El artículo de Blease pone el foco en el placebo, pero recuerda que la medicina en general está expuesta a los mismos errores si olvida el escrutinio continuo. Un estudio de 2004 observó que el atenolol, uno de los primeros fármacos prescritos contra la hipertensión, no era mejor que el placebo, y varias revisiones han visto que los stents, unos tubos metálicos implantados en las arterias con cirugía en pacientes con angina o que han sufrido un ataque al corazón, no reducen las probabilidades de ataques posteriores ni reducen el dolor de pecho. “Estos reveses médicos podrían considerarse una faceta clave de la medicina basada en la evidencia, pero esto requiere que se examinen los hallazgos previos, incluso aquellos que parecen indiscutibles”, afirman Blease y sus colegas.
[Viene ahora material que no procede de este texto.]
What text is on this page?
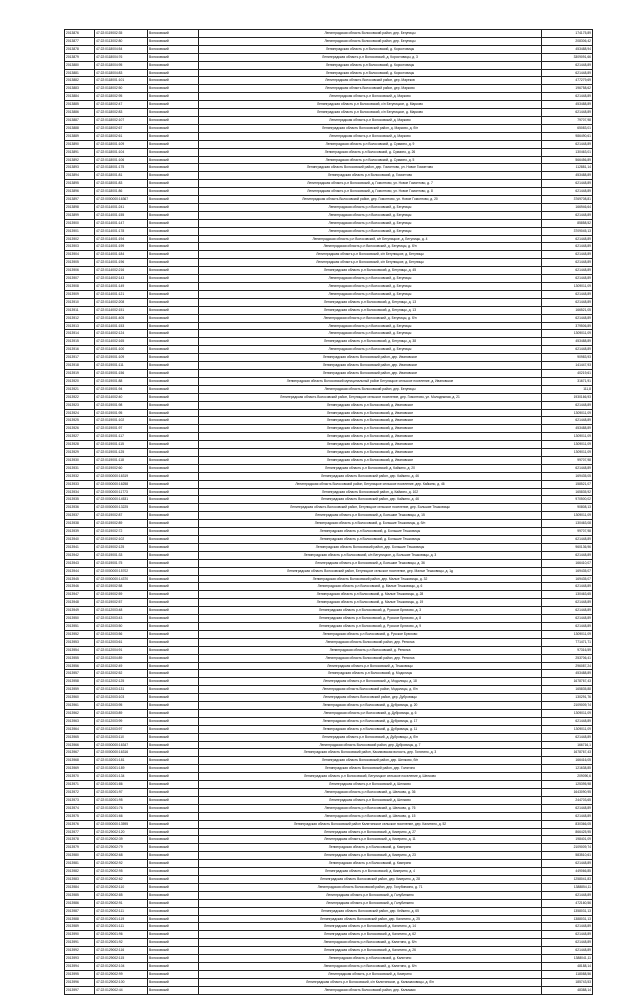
2013876	47:22:0119002:35	Волосовский	Ленинградская область Волосовский район, дер. Бегуницы	174175,89
2013877	47:22:0113002:80	Волосовский	Ленинградская область Волосовский район, дер. Бегуницы	208306,42
2013878	47:22:0118004:54	Волосовский	Ленинградская область р-н Волосовский, д. Коростовицы	453488,94
2013879	47:22:0118004:76	Волосовский	Ленинградская область р-н Волосовский, д. Коростовицы, д. 3	3309091,66
2013880	47:22:0118004:95	Волосовский	Ленинградская область р-н Волосовский, д. Коростовицы	621448,89
2013881	47:22:0118004:83	Волосовский	Ленинградская область р-н Волосовский, д. Коростовицы	621448,89
2013882	47:22:0118001:101	Волосовский	Ленинградская область Волосовский район, дер. Мареков	477279,69
2013883	47:22:0118002:50	Волосовский	Ленинградская область Волосовский район, дер. Марково	196758,62
2013884	47:22:0118002:95	Волосовский	Ленинградская область р-н Волосовский, д. Марково	621448,89
2013885	47:22:0118002:47	Волосовский	Ленинградская область р-н Волосовский, с/п Бегуницкое, д. Марково	453488,89
2013886	47:22:0118002:83	Волосовский	Ленинградская область р-н Волосовский, с/п Бегуницкое, д. Марково	621448,89
2013887	47:22:0118002:107	Волосовский	Ленинградская область р-н Волосовский, д. Марково	79707,98
2013888	47:22:0118002:67	Волосовский	Ленинградская область Волосовский район, д. Марково, д. б/н	65083,01
2013889	47:22:0118002:61	Волосовский	Ленинградская область р-н Волосовский, д. Марково	986490,61
2013890	47:22:0118001:109	Волосовский	Ленинградская область р-н Волосовский, д. Сумкино, д. 9	621448,89
2013891	47:22:0118001:104	Волосовский	Ленинградская область р-н Волосовский, д. Сумкино, д. 26	130463,01
2013892	47:22:0118001:106	Волосовский	Ленинградская область р-н Волосовский, д. Сумкино, д. 5	566456,89
2013893	47:22:0118001:175	Волосовский	Ленинградская область Волосовский район, дер. Гомонтово, ул. Новое Гомонтово	112881,14
2013894	47:22:0118001:81	Волосовский	Ленинградская область р-н Волосовский, д. Гомонтово	453488,89
2013895	47:22:0118001:83	Волосовский	Ленинградская область р-н Волосовский, д. Гомонтово, ул. Новое Гомонтово, д. 7	621448,89
2013896	47:22:0118001:86	Волосовский	Ленинградская область р-н Волосовский, д. Гомонтово, ул. Новое Гомонтово, д. 8	621448,89
2013897	47:22:0000000:16367	Волосовский	Ленинградская область Волосовский район, дер. Гомонтово, ул. Новое Гомонтово, д. 20	3769708,81
2013898	47:22:0114001:241	Волосовский	Ленинградская область р-н Волосовский, д. Бегуницы	166946,64
2013899	47:22:0114001:155	Волосовский	Ленинградская область р-н Волосовский, д. Бегуницы	621448,89
2013900	47:22:0114001:147	Волосовский	Ленинградская область р-н Волосовский, д. Бегуницы	85858,52
2013901	47:22:0114001:178	Волосовский	Ленинградская область р-н Волосовский, д. Бегуницы	3709045,13
2013902	47:22:0114001:194	Волосовский	Ленинградская область р-н Волосовский, с/п Бегуницкое, д. Бегуницы, д. 4	621448,89
2013903	47:22:0114001:199	Волосовский	Ленинградская область р-н Волосовский, д. Бегуницы, д. б/н	621448,89
2013904	47:22:0114001:184	Волосовский	Ленинградская область р-н Волосовский, с/п Бегуницкое, д. Бегуницы	621448,89
2013905	47:22:0114001:196	Волосовский	Ленинградская область р-н Волосовский, с/п Бегуницкое, д. Бегуницы	621448,89
2013906	47:22:0114002:216	Волосовский	Ленинградская область р-н Волосовский, д. Бегуницы, д. 45	621448,89
2013907	47:22:0114002:143	Волосовский	Ленинградская область р-н Волосовский, д. Бегуницы	621448,89
2013908	47:22:0114001:149	Волосовский	Ленинградская область р-н Волосовский, д. Бегуницы	1309011,09
2013909	47:22:0114001:121	Волосовский	Ленинградская область р-н Волосовский, д. Бегуницы	621448,89
2013910	47:22:0114002:208	Волосовский	Ленинградская область р-н Волосовский, д. Бегуницы, д. 13	621448,89
2013911	47:22:0114002:151	Волосовский	Ленинградская область р-н Волосовский, д. Бегуницы, д. 13	166521,05
2013912	47:22:0114001:405	Волосовский	Ленинградская область р-н Волосовский, д. Бегуницы, д. б/н	621448,89
2013913	47:22:0114001:153	Волосовский	Ленинградская область р-н Волосовский, д. Бегуницы	379506,89
2013914	47:22:0114002:124	Волосовский	Ленинградская область р-н Волосовский, д. Бегуницы	1309011,09
2013915	47:22:0114002:165	Волосовский	Ленинградская область р-н Волосовский, д. Бегуницы, д. 38	453488,89
2013916	47:22:0114001:100	Волосовский	Ленинградская область р-н Волосовский, д. Бегуницы	621448,89
2013917	47:22:0119001:109	Волосовский	Ленинградская область Волосовский район, дер. Ивановское	90983,93
2013918	47:22:0119001:111	Волосовский	Ленинградская область Волосовский район, дер. Ивановское	141447,93
2013919	47:22:0119001:156	Волосовский	Ленинградская область Волосовский район, дер. Ивановское	40219,61
2013920	47:22:0119001:88	Волосовский	Ленинградская область Волосовский муниципальный район Бегуницкое сельское поселение, д. Ивановское	31671,91
2013921	47:22:0119001:94	Волосовский	Ленинградская область Волосовский район, дер. Бегуницы	111,8
2013922	47:22:0114002:40	Волосовский	Ленинградская область Волосовский район, Бегуницкое сельское поселение, дер. Гомонтово, ул. Молодежная, д. 21	1930166,93
2013923	47:22:0119001:98	Волосовский	Ленинградская область р-н Волосовский, д. Ивановское	621448,89
2013924	47:22:0119001:95	Волосовский	Ленинградская область р-н Волосовский, д. Ивановское	1309011,09
2013925	47:22:0119001:102	Волосовский	Ленинградская область р-н Волосовский, д. Ивановское	621448,89
2013926	47:22:0119001:97	Волосовский	Ленинградская область р-н Волосовский, д. Ивановское	453488,89
2013927	47:22:0119001:117	Волосовский	Ленинградская область р-н Волосовский, д. Ивановское	1309011,09
2013928	47:22:0119001:115	Волосовский	Ленинградская область р-н Волосовский, д. Ивановское	1309011,09
2013929	47:22:0119001:125	Волосовский	Ленинградская область р-н Волосовский, д. Ивановское	1309011,09
2013930	47:22:0119001:118	Волосовский	Ленинградская область р-н Волосовский, д. Ивановское	99707,98
2013931	47:22:0119002:60	Волосовский	Ленинградская область р-н Волосовский, д. Кайкино, д. 20	621448,89
2013932	47:22:0000000:16319	Волосовский	Ленинградская область Волосовский район, дер. Кайкино, д. 46	169435,05
2013933	47:22:0000000:16258	Волосовский	Ленинградская область Волосовский район, Бегуницкое сельское поселение, дер. Кайкино, д. 46	158521,07
2013934	47:22:0000000:11773	Волосовский	Ленинградская область Волосовский район, д. Кайкино, д. 102	165835,92
2013935	47:22:0000000:14531	Волосовский	Ленинградская область Волосовский район, дер. Кайкино, д. 46	970500,02
2013936	47:22:0000000:13225	Волосовский	Ленинградская область Волосовский район, Бегуницкое сельское поселение, дер. Большие Тешковицы	90808,13
2013937	47:22:0119002:87	Волосовский	Ленинградская область р-н Волосовский, д. Большие Тешковицы, д. 15	1309011,09
2013938	47:22:0119002:89	Волосовский	Ленинградская область р-н Волосовский, д. Большие Тешковицы, д. б/н	130463,08
2013939	47:22:0119002:72	Волосовский	Ленинградская область р-н Волосовский, д. Большие Тешковицы	99707,98
2013940	47:22:0119002:102	Волосовский	Ленинградская область р-н Волосовский, д. Большие Тешковицы	621448,89
2013941	47:22:0119002:125	Волосовский	Ленинградская область Волосовский район, дер. Большие Тешковицы	960136,96
2013942	47:22:0119001:33	Волосовский	Ленинградская область р-н Волосовский, с/п Бегуницкое, д. Большие Тешковицы, д. 3	621448,89
2013943	47:22:0119001:75	Волосовский	Ленинградская область р-н Волосовский, д. Большие Тешковицы, д. 36	166410,07
2013944	47:22:0000000:15702	Волосовский	Ленинградская область Волосовский район, Бегуницкое сельское поселение, дер. Малые Тешковицы, д. 1д	169435,07
2013945	47:22:0000000:14370	Волосовский	Ленинградская область Волосовский район, дер. Малые Тешковицы, д. 32	169435,07
2013946	47:22:0119002:58	Волосовский	Ленинградская область р-н Волосовский, д. Малые Тешковицы, д. 6	621448,89
2013947	47:22:0119002:59	Волосовский	Ленинградская область р-н Волосовский, д. Малые Тешковицы, д. 28	130463,65
2013948	47:22:0119002:57	Волосовский	Ленинградская область р-н Волосовский, д. Малые Тешковицы, д. 19	621448,89
2013949	47:22:0112003:48	Волосовский	Ленинградская область р-н Волосовский, д. Русское Брюхово, д. 3	621448,89
2013950	47:22:0112003:43	Волосовский	Ленинградская область р-н Волосовский, д. Русское Брюхово, д. 8	621448,89
2013951	47:22:0112003:50	Волосовский	Ленинградская область р-н Волосовский, д. Русское Брюхово, д. 9	621448,89
2013952	47:22:0112003:56	Волосовский	Ленинградская область р-н Волосовский, д. Русское Брюхово	1309011,09
2013953	47:22:0112003:61	Волосовский	Ленинградская область Волосовский район, дер. Реполка	771471,71
2013954	47:22:0112004:91	Волосовский	Ленинградская область р-н Волосовский, д. Реполка	97316,59
2013955	47:22:0112004:89	Волосовский	Ленинградская область Волосовский район, дер. Реполка	253706,41
2013956	47:22:0112002:49	Волосовский	Ленинградская область р-н Волосовский, д. Тешковицы	296087,24
2013957	47:22:0112002:52	Волосовский	Ленинградская область р-н Волосовский, д. Модолицы	453488,89
2013958	47:22:0112002:125	Волосовский	Ленинградская область р-н Волосовский, д. Модолицы, д. 18	1678767,43
2013959	47:22:0112003:131	Волосовский	Ленинградская область Волосовский район, Модолицы, д. б/н	165835,88
2013960	47:22:0112003:103	Волосовский	Ленинградская область Волосовский район, дер. Дубровицы	130291,76
2013961	47:22:0112003:95	Волосовский	Ленинградская область р-н Волосовский, д. Дубровицы, д. 20	2109009,74
2013962	47:22:0112003:89	Волосовский	Ленинградская область р-н Волосовский, д. Дубровицы, д. 6	1309011,09
2013963	47:22:0112003:99	Волосовский	Ленинградская область р-н Волосовский, д. Дубровицы, д. 17	621448,89
2013964	47:22:0112003:97	Волосовский	Ленинградская область р-н Волосовский, д. Дубровицы, д. 11	1309011,09
2013965	47:22:0112003:110	Волосовский	Ленинградская область р-н Волосовский, д. Дубровицы, д. б/н	621448,89
2013966	47:22:0000000:16347	Волосовский	Ленинградская область Волосовский район, дер. Дубровицы, д. 7	166716,1
2013967	47:22:0000000:16316	Волосовский	Ленинградская область Волосовский район, Касимовская волость, дер. Голятино, д. 3	1678767,43
2013968	47:22:0102001:181	Волосовский	Ленинградская область Волосовский район, дер. Шелково, б/н	166416,05
2013969	47:22:0102001:189	Волосовский	Ленинградская область Волосовский район, дер. Голятино	121638,85
2013970	47:22:0102001:134	Волосовский	Ленинградская область р-н Волосовский, Бегуницкое сельское поселение д. Шелково	209090,6
2013971	47:22:0102001:86	Волосовский	Ленинградская область р-н Волосовский, д. Шелково	125395,98
2013972	47:22:0102001:97	Волосовский	Ленинградская область р-н Волосовский, д. Шелково, д. 36	1643090,95
2013973	47:22:0102001:95	Волосовский	Ленинградская область р-н Волосовский, д. Шелково	244703,65
2013974	47:22:0102001:76	Волосовский	Ленинградская область р-н Волосовский, д. Шелково, д. 76	621448,89
2013975	47:22:0102001:66	Волосовский	Ленинградская область р-н Волосовский, д. Шелково, д. 15	621448,89
2013976	47:22:0000000:13595	Волосовский	Ленинградская область Волосовский район Калитинское сельское поселение, дер. Калитино, д. 52	830366,05
2013977	47:22:0129002:120	Волосовский	Ленинградская область р-н Волосовский, д. Кикерино, д. 27	866425,95
2013978	47:22:0129002:39	Волосовский	Ленинградская область р-н Волосовский, д. Кикерино, д. 11	198401,09
2013979	47:22:0129002:79	Волосовский	Ленинградская область р-н Волосовский, д. Кикерино	2109009,74
2013980	47:22:0129002:68	Волосовский	Ленинградская область р-н Волосовский, д. Кикерино, д. 23	583510,61
2013981	47:22:0129002:92	Волосовский	Ленинградская область р-н Волосовский, д. Кикерино	621448,89
2013982	47:22:0129002:95	Волосовский	Ленинградская область р-н Волосовский, д. Кикерино, д. 4	449066,85
2013983	47:22:0129002:62	Волосовский	Ленинградская область Волосовский район, дер. Кикерино, д. 28	1258041,83
2013984	47:22:0129002:110	Волосовский	Ленинградская область Волосовский район, дер. Голубинкино, д. 71	1388854,11
2013985	47:22:0129002:85	Волосовский	Ленинградская область р-н Волосовский, д. Голубинкино	621448,89
2013986	47:22:0129002:91	Волосовский	Ленинградская область р-н Волосовский, д. Голубинкино	472160,56
2013987	47:22:0129002:111	Волосовский	Ленинградская область Волосовский район, дер. Кейкино, д. 65	1358031,13
2013988	47:22:0129001:119	Волосовский	Ленинградская область Волосовский район, дер. Калитино, д. 25	1388031,13
2013989	47:22:0129001:111	Волосовский	Ленинградская область р-н Волосовский, д. Калитино, д. 14	621448,89
2013990	47:22:0129001:96	Волосовский	Ленинградская область р-н Волосовский, д. Калитино, д. 62	621448,89
2013991	47:22:0129001:92	Волосовский	Ленинградская область р-н Волосовский, д. Калитино, д. б/н	621448,89
2013992	47:22:0129002:116	Волосовский	Ленинградская область р-н Волосовский, д. Калитино, д. 26	621448,89
2013993	47:22:0129002:115	Волосовский	Ленинградская область р-н Волосовский, д. Калитино	1388041,11
2013994	47:22:0129002:104	Волосовский	Ленинградская область р-н Волосовский, д. Калитино, д. б/н	48188,14
2013995	47:22:0129002:99	Волосовский	Ленинградская область, р-н Волосовский, д. Кикерино	118088,56
2013996	47:22:0129002:100	Волосовский	Ленинградская область р-н Волосовский, с/п Калитинское, д. Кальмаховицы, д. б/н	185743,53
2013997	47:22:0129002:44	Волосовский	Ленинградская область Волосовский район, дер. Кальмаки	48388,14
Gerard Urrutia, director del Centro Cochrane Iberoamericano, en Barcelona, destaca del trabajo de Blease la importancia de plantear el uso del placebo, no solo como uso de control frente a un medicamento, sino como alternativa terapéutica, que se debería probar en ensayos frente a no hacer nada. Urrutia advierte también que, aunque existe el problema de sobreestimar el efecto del placebo, con frecuencia “se sobreestiman también los efectos de los tratamientos activos”. El investigador explica que muchos estudios de eficacia de fármacos, liderados por la industria, “hacen una selección de pacientes y un seguimiento que favorecen la observación de efectos muy optimistas que después no se ven de la misma manera en la práctica médica real, porque las condiciones son muy distintas”. Una revisión de los ensayos dirigidos a la aprobación de inhaladores para EPOC (Enfermedad Polmunar Obstructiva Crónica) observó que los pacientes seleccionados eran muy distintos de los que suelen necesitar ese producto en el mundo real, que en un 90% no habrían sido seleccionados para el ensayo que hizo posible la aprobación.
“Estamos tratando demasiado a los pacientes, es un problema bien documentado. Eso ha generado que los pacientes tengan esa expectativa de tratamiento, incluso en casos donde no es necesario”, asevera Urrutia. La necesidad de los médicos de tener la sensación de que han ayudado a los enfermos, de la industria farmacéutica por rentabilizar esa inclinación y de los pacientes por creer que les han dado una solución seguirá favoreciendo la sobremedicación sin evidencia o la observación de efectos de la sugestión que no son reales. El análisis crítico de los ensayos en los que se basan los tratamientos más aceptados y la aceptación de que a veces lo mejor para los pacientes es no hacer nada, son dos vías para mejorar esos problemas.